To Tweet or Not to Tweet
Thursday, October 1, 2009; 10:03 AM
I have all kinds of things to say on Twitter, which I consider to be a cool and compelling form of communication with the wider world.
Even before The Washington Post put out guidelines for its staff on using social media, I followed some rough rules of my own. These would include:
a) Don't say something that makes you look like a blithering idiot.
b) Don't appear to be in the pocket of Democrats or Republicans (or birthers or truthers).
c) Stick to subjects on which you actually have a clue.
d) Refrain from boring people with the minutiae of your daily life.
e) Don't say anything you couldn't defend as fair analysis in print or on the air.
Now the blabosphere is in a bit of a tizzy over The Post's guidelines. (I responded by saying that henceforth I would tweet only about the weather and dessert recipes.
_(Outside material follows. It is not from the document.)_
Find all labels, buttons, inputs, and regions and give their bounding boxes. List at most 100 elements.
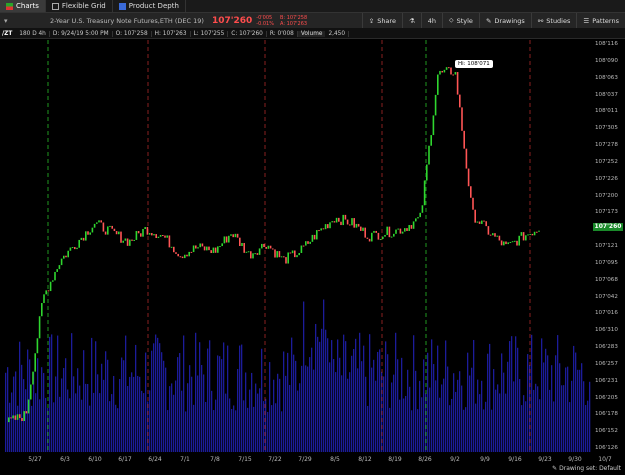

That was a bit of attempted humor.)
Some excerpts: "When using these networks, nothing we do must call into question the impartiality of our news judgment. We never abandon the guidelines that govern the separation of news from opinion, the importance of fact and objectivity, the appropriate use of language and tone, and other hallmarks of our brand of journalism. . . .
"Post journalists must refrain from writing, tweeting or posting anything -- including photographs or video -- that could be perceived as reflecting political, racial, sexist, religious or other bias or favoritism that could be used to tarnish our journalistic credibility."
Not to put a damper on a great fuss, but I think this is entirely reasonable. I don't see it as a corporate attempt to crush creativity and sap the soul. People follow journalists on Twitter and Facebook because they're interested in what the person writes, blogs or says on television. We can't pretend we're random people who can just pop off at will.
No one is saying we can't engage on these sites, or that some Post editor has to provide tweet-by-tweet approval.